Dedicated to my family. Most of my childhood memories are set on “the farm” with the main character being Oupa Dad. This is the only place and time I would go back to and not change a thing.
View the picture book here
He was always up to mischief. A twinkle in his eye, a trick to play, riddles to solve. He always told made-up stories based on legend or myth. He deliberately confused us with truthful lies, knowing we would believe everything he said. The reason we believed him was because of who he was. He was our reason for being, having fun, learning new things, questioning what was around us and how we saw the world.
Although he came from nothing he was the wisest man I ever knew. He was the one we all turned to when we needed help, advice, a second voice, an objective eye. He made us laugh, he made us angry, he made us look beyond what we saw, he made our family, he made us.
He was my grandfather.
I was four when my parents and grandparents wanted a life away from the city. They bought a small farm.
When spring dressed the black wattles lining the dirt road around Donkiedraai with neon yellow flowers, we arrived at 224 Nestpark.
Our new home and my new world.
The house was perched on a hill looking out over the vegetable garden, the lucerne fields, the kraal and animal pens, the vlei at the bottom and beyond that the rolling hills where the sunset.
At the back of the house was the big gate and entrance to the farm. To the left we bordered another farm. To the right was the forest, a real, dark, mouldy forest with creepy crawlies in the undergrowth, birds in the sunroof ceiling and a haunted cottage. I was never allowed outside the big or the small gates on my own.
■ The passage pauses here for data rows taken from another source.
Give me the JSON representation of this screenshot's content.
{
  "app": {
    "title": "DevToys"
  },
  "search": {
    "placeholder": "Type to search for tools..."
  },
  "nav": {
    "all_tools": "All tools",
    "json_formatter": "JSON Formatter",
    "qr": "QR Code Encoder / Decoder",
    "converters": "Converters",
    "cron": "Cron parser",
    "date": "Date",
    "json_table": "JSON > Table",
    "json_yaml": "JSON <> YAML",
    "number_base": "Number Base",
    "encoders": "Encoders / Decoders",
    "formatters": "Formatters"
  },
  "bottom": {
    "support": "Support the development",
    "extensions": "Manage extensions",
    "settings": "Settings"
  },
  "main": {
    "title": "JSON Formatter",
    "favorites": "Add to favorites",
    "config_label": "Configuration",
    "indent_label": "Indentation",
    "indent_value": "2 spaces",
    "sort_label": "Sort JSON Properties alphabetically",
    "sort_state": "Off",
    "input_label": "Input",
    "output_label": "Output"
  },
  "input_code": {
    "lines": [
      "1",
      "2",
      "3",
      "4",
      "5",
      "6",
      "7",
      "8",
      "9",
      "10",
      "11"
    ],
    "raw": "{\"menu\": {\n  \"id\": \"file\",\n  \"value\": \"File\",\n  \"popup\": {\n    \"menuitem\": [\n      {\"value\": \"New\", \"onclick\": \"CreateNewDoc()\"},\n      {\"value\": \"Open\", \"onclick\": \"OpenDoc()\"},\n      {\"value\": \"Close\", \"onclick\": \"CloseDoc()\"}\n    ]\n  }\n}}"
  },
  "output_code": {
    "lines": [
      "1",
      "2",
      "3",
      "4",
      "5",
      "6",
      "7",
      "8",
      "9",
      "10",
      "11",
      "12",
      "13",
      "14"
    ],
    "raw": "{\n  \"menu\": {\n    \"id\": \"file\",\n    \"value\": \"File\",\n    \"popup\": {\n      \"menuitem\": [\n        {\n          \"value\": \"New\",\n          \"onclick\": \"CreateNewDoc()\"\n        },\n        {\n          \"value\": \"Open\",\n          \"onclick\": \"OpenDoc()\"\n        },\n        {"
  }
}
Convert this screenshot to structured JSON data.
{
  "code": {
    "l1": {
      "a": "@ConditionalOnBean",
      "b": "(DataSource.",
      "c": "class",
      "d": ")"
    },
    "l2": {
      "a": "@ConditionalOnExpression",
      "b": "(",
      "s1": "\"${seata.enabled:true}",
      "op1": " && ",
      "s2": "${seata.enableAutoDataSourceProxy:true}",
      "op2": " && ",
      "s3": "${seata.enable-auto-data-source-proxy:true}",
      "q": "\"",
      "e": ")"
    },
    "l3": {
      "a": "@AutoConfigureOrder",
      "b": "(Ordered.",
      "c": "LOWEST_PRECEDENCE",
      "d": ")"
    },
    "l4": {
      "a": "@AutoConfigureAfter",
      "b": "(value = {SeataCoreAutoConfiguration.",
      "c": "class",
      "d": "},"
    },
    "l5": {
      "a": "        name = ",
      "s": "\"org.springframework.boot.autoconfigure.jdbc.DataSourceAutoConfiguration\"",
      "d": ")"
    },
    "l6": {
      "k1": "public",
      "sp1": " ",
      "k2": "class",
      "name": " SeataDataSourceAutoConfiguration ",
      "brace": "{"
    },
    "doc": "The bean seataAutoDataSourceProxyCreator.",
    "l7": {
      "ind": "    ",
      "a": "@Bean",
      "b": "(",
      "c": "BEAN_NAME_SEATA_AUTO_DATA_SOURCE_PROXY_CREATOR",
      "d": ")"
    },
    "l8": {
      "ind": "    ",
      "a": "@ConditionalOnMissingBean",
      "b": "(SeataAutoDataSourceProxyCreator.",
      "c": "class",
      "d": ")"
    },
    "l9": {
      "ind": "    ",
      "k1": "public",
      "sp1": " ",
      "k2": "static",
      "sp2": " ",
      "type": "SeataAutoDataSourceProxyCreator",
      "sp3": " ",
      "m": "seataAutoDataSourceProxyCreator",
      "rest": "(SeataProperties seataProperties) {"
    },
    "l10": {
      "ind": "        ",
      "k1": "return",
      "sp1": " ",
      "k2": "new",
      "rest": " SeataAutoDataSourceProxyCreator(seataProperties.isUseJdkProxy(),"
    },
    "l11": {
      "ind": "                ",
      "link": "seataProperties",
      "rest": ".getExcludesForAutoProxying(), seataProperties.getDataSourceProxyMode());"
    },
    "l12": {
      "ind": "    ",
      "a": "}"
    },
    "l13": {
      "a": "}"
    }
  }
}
I had to stay within the fence of the compound.
Sometimes during summer holidays when the six boy cousins came to visit, Oupa Dad would take us, a box of matches and some boerewors and walk deep into the belly of the woods at nightfall to tell us stories.
Wide eyes intently fixed on him while words of haunted houses, ghosts and witches flew around our ears, we braaied on an open fire, ate the wors off sticks and listened to him well into the dark of night.
We loved his stories, hanging on his words, always wanting more.
Because he knew we always believed him, he managed a fine line between truth and fable. Even away from the woods, ghosts and witches, if he said pigs flew and chickens swam, we believed him. Not because he told us so, but he showed us so.
What he promised always came true: when the first summer rain would fall, when the vlei would burn in winter, when the cows would get babies, when the sheep would “loose” their wool, when eggs would hatch.
He knew everything!
He showed us how the farm worked. We fixed fences, checked boreholes, swam in the dam, rode the horse, ploughed the fields. We ran through the veldt playing with sticks and stones. He told us that putting our feet in fresh warm cow dung would make us grow tall. We were there to witness new life, but also when animals were slaughtered.
Through all the stories, the farm work and the games, Oupa Dad taught us about life. He showed us that the farm and life were both kind and cruel. Nothing was sacred and everything had a price.
The Christmas before my sixth birthday we were promised a bag full of toffee apples.
We had no idea what they were, but from his description, we had to have them. The only problem was that he had to go in search of the toffee apple tree, hoping that when he found it he would not be too early or too late to pick the big, round, bright-red, sticky fruit that only came once. The tree only lived for one season and died immediately after the last fruit fell.
Not everyone knew about the toffee apple tree, but luckily for us, he had it on good authority from the moon that there was a tree not too far away.
The holidays ended, the promise faded and the boys went home.
Then, one day, while I was patrolling the border of our compound, safeguarding my fairies, their dwarfs and the garden angels, and every now and then hiding from Angola warbirds flying overhead. I looked up. I saw his wiry frame walk slowly and deliberately up the path towards the house.
He had a big bag on this back.
I ran to wait for him at the small gate. My wooden revolver tucked into my pants, cowboy hat streaming behind me. His silhouette drowned in the big blue sky. He walked while I skipped next to him, singing a made-up song of joy.
“How did you know it was ready?”
“The moon said so,” he said.
“Where did you find it?”
“Where the sun sets,” he said.
“How did you get there?”
“Buks took me,” he said.
“How did you know where to go?”
“The stars showed us,” he said.
He pulled the bag off his back. He put it down next to where the garden angels lived. I was so excited.
He let me choose my perfect apple – carefully feeling my way around the bag. There were big apples and small apples, most of them felt perfectly round, firm and smooth. Through the course hessian bag I found the one and clapped my hands.
He opened the bag and a familiar smell filled the air.
I didn’t know what toffee apples were, I did not expect what I saw.
Tears filled my eyes when he the poured dull, brown, dried-out horse apples into the garden. The one I chose crumbled as it rolled.
My clapping stopped. I did not know what to make of that moment. Whether to see it as funny or sad.
As a little girl I was devestated.
As a grown-up I remember it fondly, not for what he did, but for how he invented a fairytale out of dust.